O Livro, Os Óculos e a Vela


Por Ivone Curi



Restavam quietos sobre a mesa o livro, sobre o livro os óculos e ao lado deles a vela! Era comum a leitora durante estes serões ausentar-se em busca de algo para bebericar.
– Café, chá ou leite? – disseram em uníssono os três, depois do que lhes pareceu uma eternidade.  A bem da verdade o desafio fora lançado apenas pra quebrar o silêncio. Pra espantar a sensação de abandono que o grosso livro escondia entre suas muitas páginas e que os óculos não deixavam transparecer através das cristalinas lentes. A vela era a única que com seu tremular se denunciava e afligia a todos.
- Acho um descaso esta demora! – desabafou a vela.
- Pra mim tanto faz que demore mais 5 minutos ou 5 anos! - dissimularam os óculos.
- Deixe estar! – sussurrou o livro!
- Vocês dizem isso porque têm vida longa, mas pra mim é muito triste gastar em vão minha efêmera vida!
- De que se queixa? Dos três, você é a que tem a linhagem mais antiga. Existe desde os tempos remotos – disse o livro à vela.
- Eu também já fui artigo raro e de luxo. Tenho muitos antepassados famosos. Como os Pince-nez, os Lornhons, os Numont, os Ray-ban.
- Todos nós já os fomos! Só disponíveis para os nobres, o clero e os homens das letras. Hoje nossa aquisição se democratizou – contemporizou o livro. Daí calou-se e os óculos e a vela continuaram a lenga-lenga.
- Sim. Já fui lamparina, candeia...
- Mas de que adianta se desde a invenção da luz elétrica perdeu a serventia e hoje só existe como objeto decorativo!
- Não é verdade. Sou muito usada ainda. Nas celebrações religiosas, nos aniversários...
- Pois eu tenho uma trajetória muito mais brilhante. De órtese, para corrigir deficiências, à acessório da moda. Virei cool, querida!
- Você é muito narcisista. Vê-se com lentes de aumento.  Mire-se no exemplo do livro que não fica se vangloriando.
- Outro que está com os dias contados. Logo será completamente substituído pelos e-books e se tornará artigo de museu como os seus antepassados o papiro e o pergaminho!
- Imagine! O livro é um objeto precioso. Nunca vai desaparecer. Cada vez estão caprichando mais nas edições, no design, nas traduções. Sem falar nos aparatos: prefácios, notas de rodapé, mapas, ensaios...
- Sabia, sua cera derretida, que existem óculos que custam um milhão de reais?
- Sabia, seu esnobe, que Bill Gates pagou 29 milhões de euros por um diário de Leonardo da Vinci?
- Faz sentido sim que o livro mais caro pertença ao homem mais rico do mundo!
- E sabia, seu petulante, que existem velas que custam 1.800 reais a unidade?
- Sabia, sua sabichona, que o sabiá sabia assobiá e que só de vê-la desaprendeu?
- Nem vem com esse trololó! Um ósculo e um soluço!
Emburrados com o empate, nenhum dos dois deu mais um pio, mas o livro achou por bem fazer este aparte:
- Um galo sozinho não tece uma manhã!
- Hã... Hum... – balbuciaram os dois na maior sincronia!
- Reflitam sobre isso e digam se concordam que nenhum de nós por si só é capaz de cumprir a missão de iluminar. Que sem nossos pares deixamos de ser símbolos de luz, sabedoria e conhecimento.  No meu caso, um livro só é uma arma. Cave ab homme unius libri. Corra de um homem de um livro só!  Daí a importância do relacionamento entre os objetos, pois além de funcionais, somos depositários de afetos e lembranças, o que deixa claro que temos vida própria. E como vislumbrou Gabo tudo é questão de despertar nossa alma.  E uma vez...

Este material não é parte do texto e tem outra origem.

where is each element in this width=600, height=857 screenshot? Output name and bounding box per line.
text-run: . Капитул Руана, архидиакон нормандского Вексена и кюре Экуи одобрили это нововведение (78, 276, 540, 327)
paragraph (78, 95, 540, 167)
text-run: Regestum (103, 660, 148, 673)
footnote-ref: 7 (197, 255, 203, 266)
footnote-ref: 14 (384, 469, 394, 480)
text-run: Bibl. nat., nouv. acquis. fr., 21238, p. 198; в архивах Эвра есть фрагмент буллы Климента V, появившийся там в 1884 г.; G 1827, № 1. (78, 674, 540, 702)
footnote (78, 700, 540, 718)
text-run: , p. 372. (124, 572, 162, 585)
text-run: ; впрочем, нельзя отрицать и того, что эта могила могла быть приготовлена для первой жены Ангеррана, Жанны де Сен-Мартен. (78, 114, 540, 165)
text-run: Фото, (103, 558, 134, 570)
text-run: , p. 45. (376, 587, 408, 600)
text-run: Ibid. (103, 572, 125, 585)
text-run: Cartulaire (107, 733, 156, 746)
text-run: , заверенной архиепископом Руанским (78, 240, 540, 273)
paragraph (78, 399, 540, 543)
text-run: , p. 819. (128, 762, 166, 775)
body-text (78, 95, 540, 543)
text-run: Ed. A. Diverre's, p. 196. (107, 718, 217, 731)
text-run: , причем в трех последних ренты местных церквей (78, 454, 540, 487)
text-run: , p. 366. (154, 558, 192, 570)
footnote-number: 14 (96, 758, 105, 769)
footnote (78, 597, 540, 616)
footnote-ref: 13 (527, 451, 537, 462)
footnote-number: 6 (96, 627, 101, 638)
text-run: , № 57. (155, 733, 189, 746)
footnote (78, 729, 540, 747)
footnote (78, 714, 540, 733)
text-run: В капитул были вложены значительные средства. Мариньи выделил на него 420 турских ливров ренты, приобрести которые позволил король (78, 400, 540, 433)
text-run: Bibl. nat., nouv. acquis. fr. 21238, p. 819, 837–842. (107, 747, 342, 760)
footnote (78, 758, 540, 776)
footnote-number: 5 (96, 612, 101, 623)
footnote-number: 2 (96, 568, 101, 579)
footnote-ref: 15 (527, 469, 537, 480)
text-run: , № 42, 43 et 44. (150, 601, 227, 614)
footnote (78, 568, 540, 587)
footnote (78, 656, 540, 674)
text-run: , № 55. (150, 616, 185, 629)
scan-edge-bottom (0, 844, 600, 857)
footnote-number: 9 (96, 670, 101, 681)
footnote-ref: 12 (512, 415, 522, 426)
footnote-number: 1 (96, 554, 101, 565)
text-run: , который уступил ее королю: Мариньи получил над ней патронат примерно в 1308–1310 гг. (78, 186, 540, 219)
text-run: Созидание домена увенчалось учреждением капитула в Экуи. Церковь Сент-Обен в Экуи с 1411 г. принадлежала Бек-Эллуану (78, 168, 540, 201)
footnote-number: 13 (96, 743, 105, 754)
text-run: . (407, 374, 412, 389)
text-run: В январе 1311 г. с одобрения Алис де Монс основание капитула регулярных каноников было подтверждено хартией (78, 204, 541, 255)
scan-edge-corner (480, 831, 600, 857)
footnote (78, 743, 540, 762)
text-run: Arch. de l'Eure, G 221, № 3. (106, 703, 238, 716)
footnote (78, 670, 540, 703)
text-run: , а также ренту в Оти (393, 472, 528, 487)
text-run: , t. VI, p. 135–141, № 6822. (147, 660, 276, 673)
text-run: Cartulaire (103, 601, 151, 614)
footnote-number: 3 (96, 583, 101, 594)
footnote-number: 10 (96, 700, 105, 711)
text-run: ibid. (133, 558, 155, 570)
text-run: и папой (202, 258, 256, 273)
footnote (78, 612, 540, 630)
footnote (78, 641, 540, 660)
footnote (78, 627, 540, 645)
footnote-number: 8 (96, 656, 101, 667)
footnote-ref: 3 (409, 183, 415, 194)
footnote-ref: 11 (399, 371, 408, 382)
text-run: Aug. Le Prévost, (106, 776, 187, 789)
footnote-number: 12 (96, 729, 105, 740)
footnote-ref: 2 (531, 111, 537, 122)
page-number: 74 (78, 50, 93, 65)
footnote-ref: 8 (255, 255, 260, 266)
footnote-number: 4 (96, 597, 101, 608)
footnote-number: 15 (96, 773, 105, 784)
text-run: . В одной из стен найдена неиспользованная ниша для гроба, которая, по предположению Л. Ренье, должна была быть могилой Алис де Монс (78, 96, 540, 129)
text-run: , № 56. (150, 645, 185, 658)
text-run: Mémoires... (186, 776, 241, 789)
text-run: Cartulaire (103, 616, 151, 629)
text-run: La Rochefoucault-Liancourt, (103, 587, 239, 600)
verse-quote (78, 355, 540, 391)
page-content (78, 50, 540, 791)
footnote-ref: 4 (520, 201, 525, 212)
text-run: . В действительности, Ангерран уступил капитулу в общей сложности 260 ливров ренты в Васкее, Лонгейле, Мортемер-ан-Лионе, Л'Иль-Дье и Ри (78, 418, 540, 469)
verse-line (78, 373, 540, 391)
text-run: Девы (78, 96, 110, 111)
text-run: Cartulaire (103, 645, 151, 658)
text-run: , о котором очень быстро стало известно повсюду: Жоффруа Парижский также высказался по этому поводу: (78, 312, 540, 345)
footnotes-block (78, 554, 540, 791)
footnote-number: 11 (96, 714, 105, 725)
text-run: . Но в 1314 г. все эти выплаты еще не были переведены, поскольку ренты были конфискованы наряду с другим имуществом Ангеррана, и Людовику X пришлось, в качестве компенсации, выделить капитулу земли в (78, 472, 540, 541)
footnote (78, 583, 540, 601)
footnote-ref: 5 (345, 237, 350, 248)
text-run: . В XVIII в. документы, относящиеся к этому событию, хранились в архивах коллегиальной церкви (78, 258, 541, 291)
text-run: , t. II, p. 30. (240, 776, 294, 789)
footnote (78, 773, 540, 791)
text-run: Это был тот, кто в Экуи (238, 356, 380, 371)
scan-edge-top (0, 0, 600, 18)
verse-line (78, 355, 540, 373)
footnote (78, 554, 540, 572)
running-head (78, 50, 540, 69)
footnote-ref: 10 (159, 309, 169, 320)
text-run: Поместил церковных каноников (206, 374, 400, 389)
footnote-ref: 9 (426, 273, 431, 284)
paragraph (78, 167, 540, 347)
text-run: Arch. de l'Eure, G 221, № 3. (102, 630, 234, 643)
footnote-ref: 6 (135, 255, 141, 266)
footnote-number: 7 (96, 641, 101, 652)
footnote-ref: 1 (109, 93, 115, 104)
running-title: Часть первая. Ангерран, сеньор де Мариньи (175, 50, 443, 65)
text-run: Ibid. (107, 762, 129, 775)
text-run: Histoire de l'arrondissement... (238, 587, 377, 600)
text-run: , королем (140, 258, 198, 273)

Nesse ínterim a senhora retorna, pousa a caneca sobre a mesa e enquanto puxa a cadeira, os três perguntam a caneca:

- Afinal, diga-nos, qual é o seu conteúdo?
- Chá de café com leite! – disse sorridente a velha caneca.

 Um, dois, três e já a senhora retoma a leitura que se tratava dos costumes dos homens de se apropriarem das coisas, dos seres vivos, da terra e dos próprios semelhantes.